On the off chance you were not aware, bs4 also supports[0] getting parse events from html5lib[1] which (as its name implies) is far more likely to parse the text the same way the browser would
Looks like lxml w/ xpath is still the fastest with Python 3.10.4 from "Pyquery, lxml, BeautifulSoup comparison" https://gist.github.com/MercuryRising/4061368 ; which is fine for parsing (X)HTML(5) that validates<
(EDIT: Is xml/html5 a good format for data serialization?
defusedxml ... Simdjson, Apache arrow.js)
I was curious, so I tried that performance test you linked to on my machine with the various parsers:
==== Total trials: 100000 =====
bs4 lxml total time: 110.9
bs4 html.parser total time: 87.6
bs4 lxml-xml total time: 0.5
bs4 xml total time: 0.5
bs4 html5lib total time: 103.6
pq total time: 8.7
lxml (cssselect) total time: 8.8
lxml (xpath) total time: 5.6
regex total time: 13.8 (doesn't find all p)
Same here, I am unable to properly quantify it but there was something about the soup api I did not really like.

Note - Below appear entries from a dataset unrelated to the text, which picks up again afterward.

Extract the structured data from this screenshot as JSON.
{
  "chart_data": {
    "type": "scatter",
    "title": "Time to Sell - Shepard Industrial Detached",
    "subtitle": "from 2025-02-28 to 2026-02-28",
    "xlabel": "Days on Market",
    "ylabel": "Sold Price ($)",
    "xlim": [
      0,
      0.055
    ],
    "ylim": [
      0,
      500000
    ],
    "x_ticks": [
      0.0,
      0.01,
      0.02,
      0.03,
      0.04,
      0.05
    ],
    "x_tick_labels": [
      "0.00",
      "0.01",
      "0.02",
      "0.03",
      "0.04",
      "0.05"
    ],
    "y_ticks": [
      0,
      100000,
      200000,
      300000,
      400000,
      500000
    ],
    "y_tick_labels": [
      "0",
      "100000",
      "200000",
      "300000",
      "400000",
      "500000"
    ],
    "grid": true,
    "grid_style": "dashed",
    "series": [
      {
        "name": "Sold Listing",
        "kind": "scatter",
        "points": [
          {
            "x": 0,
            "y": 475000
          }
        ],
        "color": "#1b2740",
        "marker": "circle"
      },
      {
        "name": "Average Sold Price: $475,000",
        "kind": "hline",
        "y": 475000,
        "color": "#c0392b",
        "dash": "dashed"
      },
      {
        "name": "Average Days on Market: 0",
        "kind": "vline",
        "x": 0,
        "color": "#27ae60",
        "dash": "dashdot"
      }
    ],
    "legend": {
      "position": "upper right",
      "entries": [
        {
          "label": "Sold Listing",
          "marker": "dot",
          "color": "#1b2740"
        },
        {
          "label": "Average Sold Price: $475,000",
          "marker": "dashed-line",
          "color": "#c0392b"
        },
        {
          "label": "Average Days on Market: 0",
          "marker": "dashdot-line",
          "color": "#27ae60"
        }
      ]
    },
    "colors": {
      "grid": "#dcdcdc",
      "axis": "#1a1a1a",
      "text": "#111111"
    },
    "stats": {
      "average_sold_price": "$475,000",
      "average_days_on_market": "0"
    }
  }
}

It may have been because I learned on the python xml.etree library in base(I moved to lxml because it has the same api but is faster and knows about parent nodes) and had a hard time with the soup api.
But I think it was the way it overloaded the selectors. I did not like the way you could magically find elements. I may have to revisit it and try and figure out why and if I still do not like it.
https://lxml.de/lxmlhtml.html